# what colour is Measles?



## KawaiiCharlie (Nov 17, 2010)

this is measles, a cob from a riding school i used to work at.
I was just curious, What colour is he? because i have no idea lol
this is the only picture i have of him.


----------



## wyominggrandma (Nov 4, 2009)

Maybe a roan. Not sure about that but I LOVE the name. How cute


----------



## KawaiiCharlie (Nov 17, 2010)

i got told Blue Roan, but hes not really that blue colour so im not sure. plus he has the spots around his mouth & eyes..
& yeah i love his name too lol suits him. hes a sweetie


----------



## Jacksmama (Jan 27, 2010)

To my knowledge a roan is supposed to have a dark head and legs and you can clearly see light coloring on his face, if he's a roan there is also something else working on his coloring there. Very cute!


----------



## NdAppy (Apr 8, 2009)

Looks like he is carrying LP (appaloosa coloring), or grey. Hard to tell with just the one picture.


----------



## Alwaysbehind (Jul 10, 2009)

NdAppy said:


> Looks like he is carrying LP (appaloosa coloring),


That was my thought from the one photo too.


----------



## ShutUpJoe (Nov 10, 2009)

He looks like a varnish grey to me. Possibly with a snowflake pattern?

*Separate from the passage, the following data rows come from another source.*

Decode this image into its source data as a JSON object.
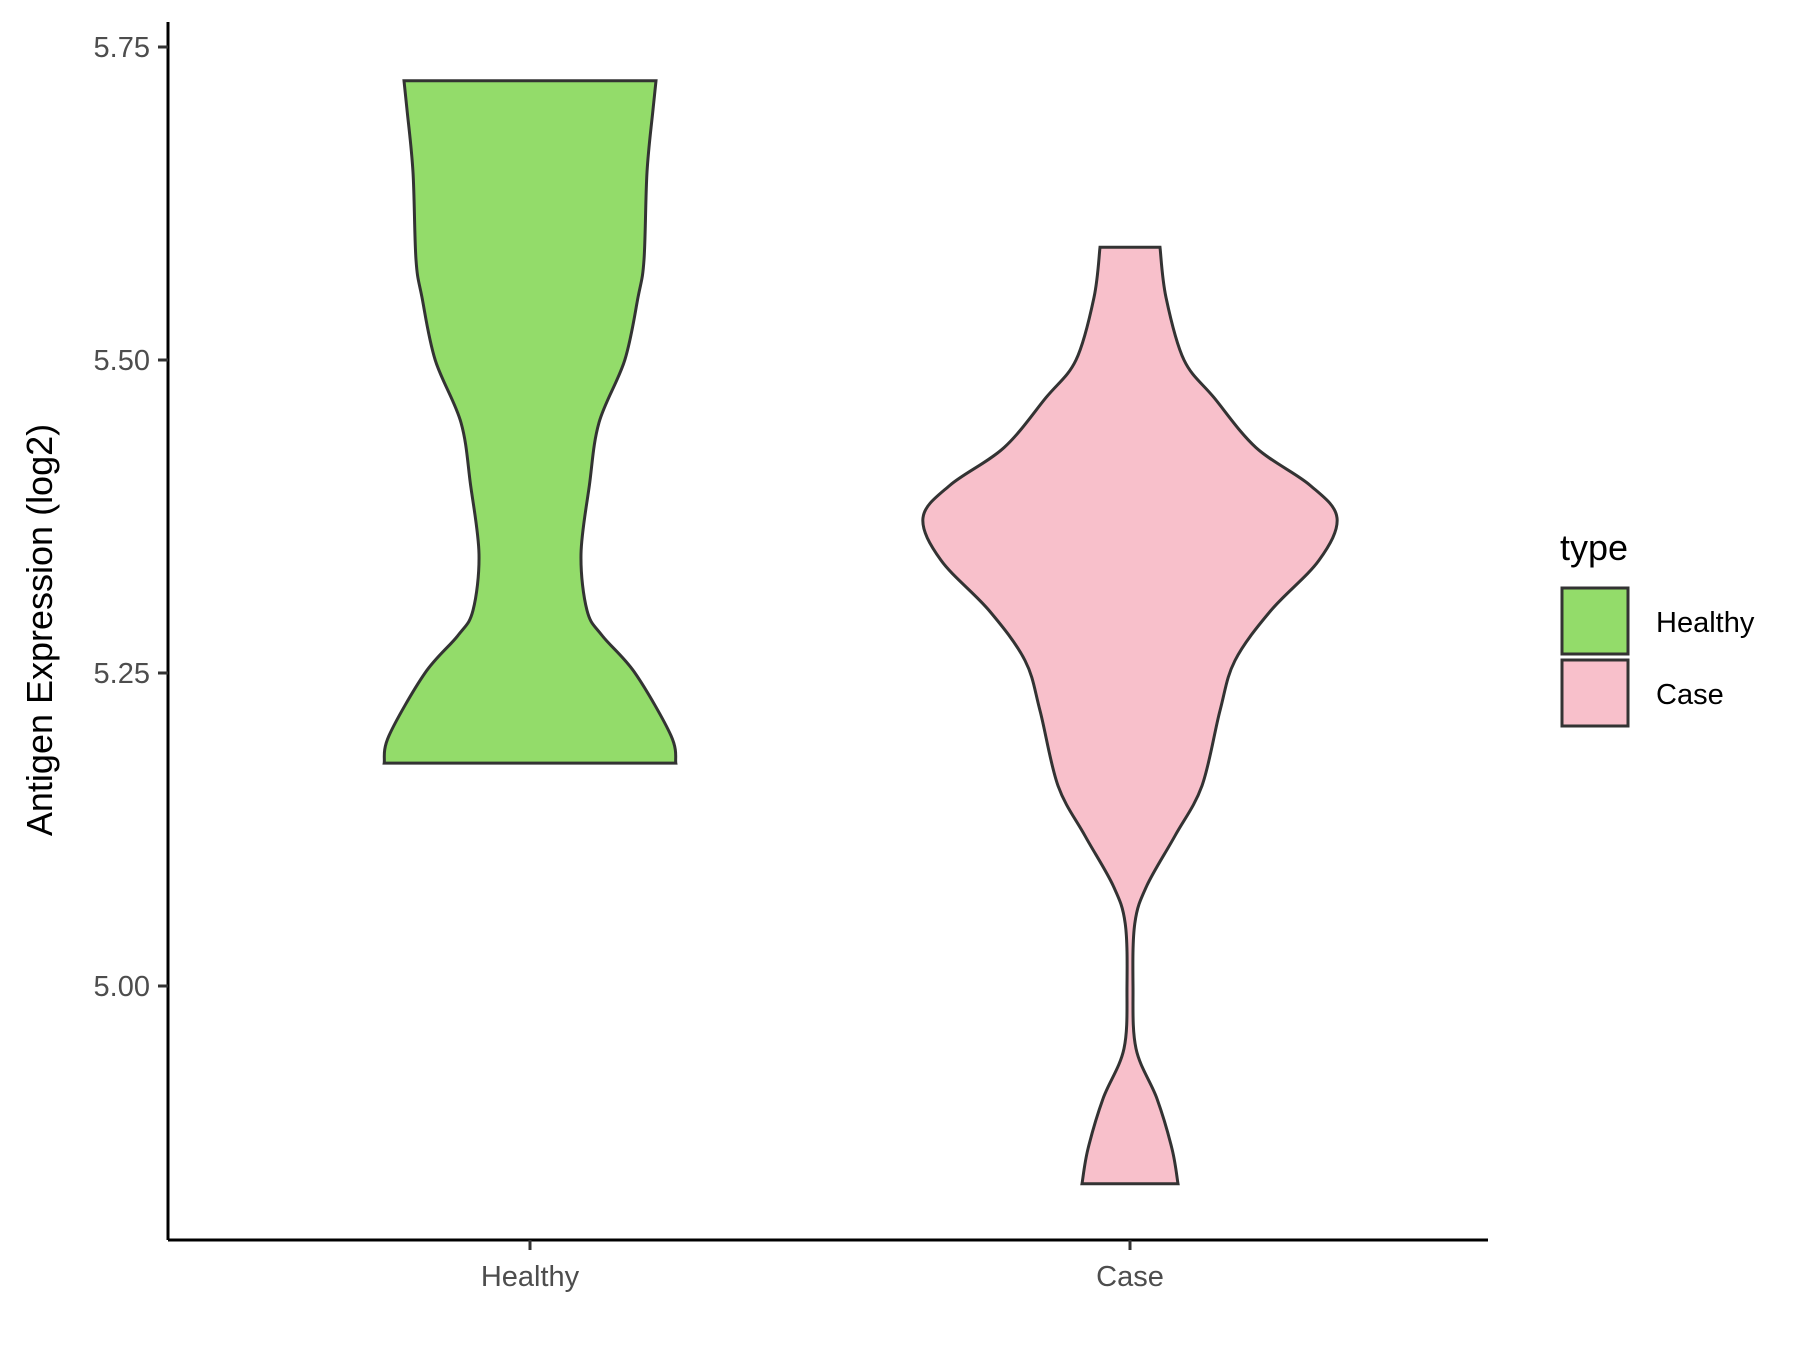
{
  "chart_data": {
    "type": "violin",
    "title": "",
    "xlabel": "",
    "ylabel": "Antigen Expression (log2)",
    "categories": [
      "Healthy",
      "Case"
    ],
    "ylim": [
      4.8,
      5.77
    ],
    "yticks": [
      5.0,
      5.25,
      5.5,
      5.75
    ],
    "ytick_labels": [
      "5.00",
      "5.25",
      "5.50",
      "5.75"
    ],
    "grid": false,
    "legend": {
      "title": "type",
      "placement": "right",
      "entries": [
        {
          "label": "Healthy",
          "color": "#93DC6A"
        },
        {
          "label": "Case",
          "color": "#F8C0CB"
        }
      ]
    },
    "violins": [
      {
        "name": "Healthy",
        "color": "#93DC6A",
        "min": 5.178,
        "max": 5.723,
        "profile": [
          [
            5.178,
            0.243
          ],
          [
            5.2,
            0.235
          ],
          [
            5.25,
            0.175
          ],
          [
            5.28,
            0.12
          ],
          [
            5.3,
            0.095
          ],
          [
            5.345,
            0.085
          ],
          [
            5.4,
            0.099
          ],
          [
            5.45,
            0.115
          ],
          [
            5.5,
            0.158
          ],
          [
            5.55,
            0.18
          ],
          [
            5.58,
            0.19
          ],
          [
            5.65,
            0.195
          ],
          [
            5.7,
            0.205
          ],
          [
            5.723,
            0.21
          ]
        ]
      },
      {
        "name": "Case",
        "color": "#F8C0CB",
        "min": 4.842,
        "max": 5.59,
        "profile": [
          [
            4.842,
            0.08
          ],
          [
            4.87,
            0.07
          ],
          [
            4.91,
            0.045
          ],
          [
            4.95,
            0.01
          ],
          [
            5.0,
            0.005
          ],
          [
            5.05,
            0.008
          ],
          [
            5.08,
            0.028
          ],
          [
            5.12,
            0.075
          ],
          [
            5.16,
            0.12
          ],
          [
            5.22,
            0.15
          ],
          [
            5.26,
            0.175
          ],
          [
            5.3,
            0.235
          ],
          [
            5.34,
            0.315
          ],
          [
            5.374,
            0.345
          ],
          [
            5.4,
            0.3
          ],
          [
            5.43,
            0.21
          ],
          [
            5.47,
            0.14
          ],
          [
            5.5,
            0.09
          ],
          [
            5.55,
            0.06
          ],
          [
            5.59,
            0.05
          ]
        ]
      }
    ]
  }
}
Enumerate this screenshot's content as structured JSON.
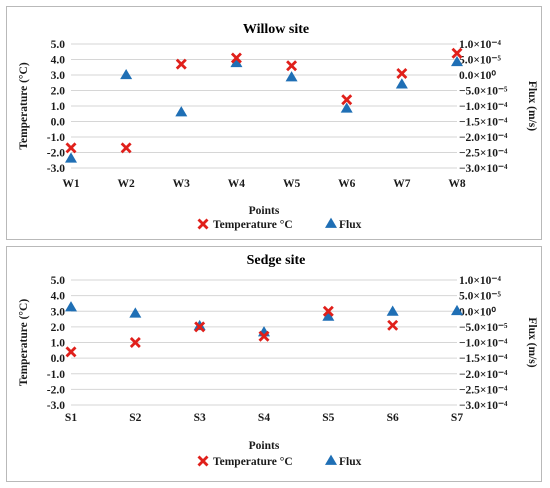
{
  "chart_data": [
    {
      "type": "scatter",
      "title": "Willow site",
      "xlabel": "Points",
      "ylabel": "Temperature (°C)",
      "y2label": "Flux (m/s)",
      "categories": [
        "W1",
        "W2",
        "W3",
        "W4",
        "W5",
        "W6",
        "W7",
        "W8"
      ],
      "ylim": [
        -3.0,
        5.0
      ],
      "yticks": [
        "5.0",
        "4.0",
        "3.0",
        "2.0",
        "1.0",
        "0.0",
        "-1.0",
        "-2.0",
        "-3.0"
      ],
      "y2lim": [
        -0.0003,
        0.0001
      ],
      "y2ticks": [
        "1.0×10⁻⁴",
        "5.0×10⁻⁵",
        "0.0×10⁰",
        "−5.0×10⁻⁵",
        "−1.0×10⁻⁴",
        "−1.5×10⁻⁴",
        "−2.0×10⁻⁴",
        "−2.5×10⁻⁴",
        "−3.0×10⁻⁴"
      ],
      "grid": true,
      "legend_position": "bottom",
      "series": [
        {
          "name": "Temperature °C",
          "axis": "left",
          "marker": "x",
          "color": "#e0201b",
          "values": [
            -1.7,
            -1.7,
            3.7,
            4.1,
            3.6,
            1.4,
            3.1,
            4.4
          ]
        },
        {
          "name": "Flux",
          "axis": "right",
          "marker": "triangle",
          "color": "#1f6fb5",
          "values": [
            -0.00027,
            -1e-06,
            -0.000121,
            3.8e-05,
            -8e-06,
            -0.000109,
            -3.1e-05,
            4.1e-05
          ]
        }
      ]
    },
    {
      "type": "scatter",
      "title": "Sedge site",
      "xlabel": "Points",
      "ylabel": "Temperature (°C)",
      "y2label": "Flux (m/s)",
      "categories": [
        "S1",
        "S2",
        "S3",
        "S4",
        "S5",
        "S6",
        "S7"
      ],
      "ylim": [
        -3.0,
        5.0
      ],
      "yticks": [
        "5.0",
        "4.0",
        "3.0",
        "2.0",
        "1.0",
        "0.0",
        "-1.0",
        "-2.0",
        "-3.0"
      ],
      "y2lim": [
        -0.0003,
        0.0001
      ],
      "y2ticks": [
        "1.0×10⁻⁴",
        "5.0×10⁻⁵",
        "0.0×10⁰",
        "−5.0×10⁻⁵",
        "−1.0×10⁻⁴",
        "−1.5×10⁻⁴",
        "−2.0×10⁻⁴",
        "−2.5×10⁻⁴",
        "−3.0×10⁻⁴"
      ],
      "grid": true,
      "legend_position": "bottom",
      "series": [
        {
          "name": "Temperature °C",
          "axis": "left",
          "marker": "x",
          "color": "#e0201b",
          "values": [
            0.4,
            1.0,
            2.0,
            1.4,
            3.0,
            2.1,
            null
          ]
        },
        {
          "name": "Flux",
          "axis": "right",
          "marker": "triangle",
          "color": "#1f6fb5",
          "values": [
            1.2e-05,
            -8e-06,
            -4.8e-05,
            -6.8e-05,
            -1.8e-05,
            -2e-06,
            0.0
          ]
        }
      ]
    }
  ]
}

As he's got larger white spots.


----------



## KawaiiCharlie (Nov 17, 2010)

oh okay. thank you  i'll go take a few more pictures of him at the riding school this week, thats if hes still there. havent been there for a few months & she likes to sell & buy horses alot lol


----------



## lilkitty90 (Nov 11, 2009)

yup i say Varnish roan, especially if he is on the younger side of things. with either a snowflake pattern or MAYBE fewspot but i'm not so sure on that one. gorgeous boy either way!


----------



## KawaiiCharlie (Nov 17, 2010)

i dont think hes all that young, i think hes about 8 im not too sure i'll have to ask her. so you definitely think he has appy in him? he came from a dealer so we have no idea lol


----------



## NdAppy (Apr 8, 2009)

Well I wouldn't jump right to appy as there is more then one breed that carries the appy coloring. 

But yes he does look to be varnish (LP) roan.


----------



## Eastowest (Mar 26, 2009)

I agree on LP roaning (also called varnish-- associated with appaloosa coloring.) I see LP characteristic mottled skin and white sclera around the eyeball.

_>>>>MAYBE fewspot_

A fewspot is not a minimally spotted DARK horse, but a white horse with only a few spots. More specifically, it is a horse with a leopard pattern, but 2 copies of the LP gene, which causes the leopard spots to be few and far between, due to the doubling up of LP's "be white" command. Here is a baby fewspot--


----------



## trailhorserider (Oct 13, 2009)

Wow, that's one of the cutest foals I have seen in a LONG time! I want him! :lol:


----------



## Alwaysbehind (Jul 10, 2009)

East, is that one of yours?


----------



## Eastowest (Mar 26, 2009)

No-- I have bred/raised several fewspots in the past, but don't have leopards in my herd currently, so I don't have any photos of fewspots online at the moment. 

That foal was bred by a ranch in South Dakota-- Nice program with alot of loud color, and she takes striking photos-- here is the link to their site-- CT Ranch Appaloosas


----------



## Alwaysbehind (Jul 10, 2009)

Thank you for the link. I know someone who has one of their horses. (Didn't realize it until I saw it on their site.)


----------



## wildhorsesgone (Jan 13, 2011)

*I'm seeing spots.*

What an amusing name and so appropriate! I once tried to research all the horse color combinations and memorize them. There were so many it made my head spin! Then I read a book that said there are actually only two horse colors! I’d say Measles is grey with white spots and my grandkids would probably agree.

I’m sure that the people at the US Bureau of Land Management Wild Horse and Burro Division will know the actual color, you could try sending them a couple of photos. Here’s the link: *https://www.blm.gov/adoptahorse/index.php*


----------



## NdAppy (Apr 8, 2009)

wildhorsesgone said:


> What an amusing name and so appropriate! I once tried to research all the horse color combinations and memorize them. There were so many it made my head spin! *Then I read a book that said there are actually only two horse colors!* I’d say Measles is grey with white spots and my grandkids would probably agree.
> 
> I’m sure that the people at the US Bureau of Land Management Wild Horse and Burro Division will know the actual color, you could try sending them a couple of photos. Here’s the link: *https://www.blm.gov/adoptahorse/index.php*


On the bold - That is totally correct! Black and red are the only two colors. Everything else is a modification of one of those two.


----------



## KawaiiCharlie (Nov 17, 2010)

oh thank you!  i'll have to get a few more pictures of him that show his whole body. might help a little more lol


----------